Namun, pelaksanaan tes urin secara mendadak di sekolah bukanlah langkah paling tepat, jika tidak disertai pendekatan yang matang.
Kepala Disdikbud Kota Bontang, Abdu Safa Muha, menyampaikan bahwa metode tersebut berpotensi menimbulkan persoalan baru, khususnya dari sisi psikologis dan sosial siswa.
Ia menekankan, upaya deteksi dini memang penting dilakukan, namun harus mempertimbangkan dampak yang mungkin muncul setelahnya.
“Jangan sampai niat baik justru memicu tekanan atau masalah lain bagi siswa,” ujarnya.
Menurutnya, pelaksanaan tes urin secara terbuka berisiko menimbulkan stigma di kalangan pelajar.
Kondisi itu bahkan dapat memicu rasa tidak nyaman, kecurigaan antar siswa, hingga potensi perundungan.

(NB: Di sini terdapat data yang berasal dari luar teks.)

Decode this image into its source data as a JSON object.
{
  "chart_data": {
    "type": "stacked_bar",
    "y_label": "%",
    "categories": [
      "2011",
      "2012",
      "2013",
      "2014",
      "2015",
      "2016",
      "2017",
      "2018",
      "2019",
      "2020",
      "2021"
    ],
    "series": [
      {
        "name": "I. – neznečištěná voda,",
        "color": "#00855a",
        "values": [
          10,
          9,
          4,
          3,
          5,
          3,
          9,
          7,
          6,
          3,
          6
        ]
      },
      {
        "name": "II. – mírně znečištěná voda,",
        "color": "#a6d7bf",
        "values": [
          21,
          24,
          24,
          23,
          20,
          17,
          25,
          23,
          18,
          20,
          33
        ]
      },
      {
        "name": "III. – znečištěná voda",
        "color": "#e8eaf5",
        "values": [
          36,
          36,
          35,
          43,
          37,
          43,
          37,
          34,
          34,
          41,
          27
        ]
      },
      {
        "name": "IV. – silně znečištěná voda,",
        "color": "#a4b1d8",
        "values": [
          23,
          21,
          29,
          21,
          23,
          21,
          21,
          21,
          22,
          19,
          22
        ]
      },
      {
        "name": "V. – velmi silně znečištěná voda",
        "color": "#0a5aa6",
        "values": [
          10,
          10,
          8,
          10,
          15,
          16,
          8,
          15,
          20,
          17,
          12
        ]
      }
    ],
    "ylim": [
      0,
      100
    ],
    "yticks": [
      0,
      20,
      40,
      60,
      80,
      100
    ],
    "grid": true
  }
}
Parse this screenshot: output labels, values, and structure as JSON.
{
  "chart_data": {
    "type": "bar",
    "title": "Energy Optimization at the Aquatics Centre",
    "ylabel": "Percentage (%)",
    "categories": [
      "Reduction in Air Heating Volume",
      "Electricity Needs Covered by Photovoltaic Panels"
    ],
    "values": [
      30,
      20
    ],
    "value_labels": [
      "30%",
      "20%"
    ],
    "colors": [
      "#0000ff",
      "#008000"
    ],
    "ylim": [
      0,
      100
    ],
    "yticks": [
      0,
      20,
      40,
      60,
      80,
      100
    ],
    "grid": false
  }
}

“Kalau caranya begini, kurang sejalan dengan prinsip pendidikan yang mengedepankan pembinaan serta kesehatan mental anak,” imbuhnya.
Sebagai alternatif, Disdikbud Bontang lebih mendorong langkah pencegahan berbasis edukasi.
Di antaranya melalui sosialisasi kepada orang tua serta penguatan peran guru bimbingan konseling (BK) di sekolah.
“Peran guru BK ini strategis karena dapat memantau perubahan perilaku siswa secara lebih personal dan tanpa tekanan,” lanjutnya.
Di sisi lain, Abdu Safa juga mengungkapkan, pihaknya terus menjalin koordinasi dengan Badan Narkotika Nasional (BNN) Kota Bontang, untuk penanganan lanjutan apabila ditemukan indikasi penyalahgunaan.
“Penanganannya tetap dilakukan secara tertutup agar kondisi anak tetap terjaga,” tegasnya.